Tam Zamanında Üretim (Just in Time=JIT)
Tam zamanında üretim, Toyota Üretim Sistemi tarafından geliştirilmiş bir stoklama tekniğidir. Japonya’da Taiichi Ohno tarafından ilk defa uygulanan tam zamanında üretim sistemi, stoksuz çalışma ya da stoksuz üretim demektir. Bu üretim anlayışı yalın yönetim felsefesine dayanır. Kısaca açıklamak gerekirse bir işletme ihtiyacından fazla stok biriktirmemelidir. Üretim sürecinde ne kadar ham madde gerekiyorsa o miktar kadar stok yapılmalıdır. Yine aynı şekilde üretilmiş ürünlerin stoklarının da fazla olmaması gerekir. Hatta stoksuz üretimde esas hedef sıfır veya sıfıra yakın stoktur. Bu nedenle stoksuz üretim tam zamanında üretim anlayışına dayanır. Bunun da en temel nedeni aşırı stokların işletmelere çok büyük maliyetler yüklemesidir. Özellikle son 30 yılda Japon işletmelerin küresel piyasalarda çok daha rekabetçi hâle gelebilmelerinde stoksuz üretim anlayışının rolü çok büyüktür.

Değişim Mühendisliği
Michael Hammer ve James Champy tarafından geliştirilmiştir. Değişim mühendisliği; bir işletmenin sahip olduğu üretim, yönetim, maliyet, hizmet ve kalite anlayışının radikal bir şekilde değiştirilmesidir. Değişim mühendisliği, özü itibarıyla bir işletmenin yeniden ve radikal bir şekilde tasarlanması ve bu tasarıma göre tüm üretim ve yönetim sistemlerinin dönüştürülmesidir. Kaizen anlayışından farklı olarak değişim mühendisliği, yeni piyasalara ve yeni iş dünyasında işletmelerin uyum gösterebilmesi için kesin ve net bir şekilde kendilerini değiştirmeleri gerektiği anlayışına dayanır. Çünkü 1990’lı yıllar ile birlikte değişim kavramı, kalite kavramından çok daha önemli bir hâle gelmiştir.

Alt Sigma
Amerika menşeili Motorola firmasının 1986 yılında geliştirdiği bir yönetim tekniğidir. Bill Smith ve Mikel Harry tarafından geliştirilmiştir. Kısaca belirtmek gerekirse Sigma, istatistiksel bir üretim ve yönetim tekniğidir. Sigma Latincede standart sapmayı sembolize eden bir işarettir. Alt Sigma’da esas amaç hata payını bilimsel ve istatistiki tekniklerle en aza indirgemektir. Altı Sigma’nın ilkeleri şunlardır:
• Müşteri odaklılık,
• Verilere dayalı yönetim,
• Süreçlere odaklanmak,
• İnisiyatifi ele alan yönetim anlayışı,
• Sınırsız iş birliği,
• Yukarıdan aşağıya eğitim
Altı Sigma’da müşteri odaklılık her şeyin başlangıcıdır. Temel felsefe müşteri tatminini sağlamaktır. Müşterinin tatminin sağlanması ancak ve ancak verilere dayalı yönetim ile mümkündür. Bunun için süreçlere odaklanmak ve iyileştirmelere, maliyetleri azaltmaya ve hata paylarını düşürmek için süreçlere odaklanmak gerekmektedir.

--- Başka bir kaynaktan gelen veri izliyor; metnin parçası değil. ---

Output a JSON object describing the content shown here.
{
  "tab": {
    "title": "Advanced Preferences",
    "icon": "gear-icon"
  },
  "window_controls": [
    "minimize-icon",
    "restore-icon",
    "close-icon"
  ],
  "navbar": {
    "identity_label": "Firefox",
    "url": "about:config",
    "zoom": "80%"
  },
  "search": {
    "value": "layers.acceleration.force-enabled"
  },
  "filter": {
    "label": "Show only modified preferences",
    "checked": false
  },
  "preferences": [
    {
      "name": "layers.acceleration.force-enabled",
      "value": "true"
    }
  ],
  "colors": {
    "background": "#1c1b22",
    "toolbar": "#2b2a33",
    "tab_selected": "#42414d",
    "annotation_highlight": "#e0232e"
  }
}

TÜRKİYE’DE YENİ YÖNETİM METOTLARI VE UYGULAMALARI
1991 yılında kurulan Türkiye Kalite Derneği (KALDER) bu uygulamaların Türkiye’de yaygınlaşmasında öncü bir rol oynamıştır. Küresel piyasalarda rekabetçi olmanın bir diğer yolu ise belli sertifikalara ve belgelere sahip olmaktan geçmektedir. Kalite sistem standartları olarak ISO 9000,ISO 9001, ISO 9002, ISO 9003, ISO 9004 belgeleri, ISO 8008,ISO 18001, ISO 14001 sertifikaları, CE (“Avrupa Sertifikası” Certificate Europe) ve benzeri akreditasyon belgelerine sahip olmak adeta birer zorunluluk hâline gelmiştir. ISO (“Uluslararası Standart Organizasyonu” International Organization for Standardization)’nun uluslararsı kalite standardının sağlanmasında son derece önemli bir işlevi bulunmaktadır. Çevre yönetimi, üretimde ve hizmette kalite güvence sistemi, üretim ve tasarımda kalite güvence sistemleri gibi kalite yönetim sistemlerine sahip olduğunu belgelemek zorundadırlar. Birçok ülke bu tür belgeleri olmayan işletmelerin kendi ülkeleriyle iş yapmalarına izin vermemektedir. Bu tür belgeler, bir tür küresel piyasalara satılacak olan ürünlerin pasaportları olarak işlev görmektedir.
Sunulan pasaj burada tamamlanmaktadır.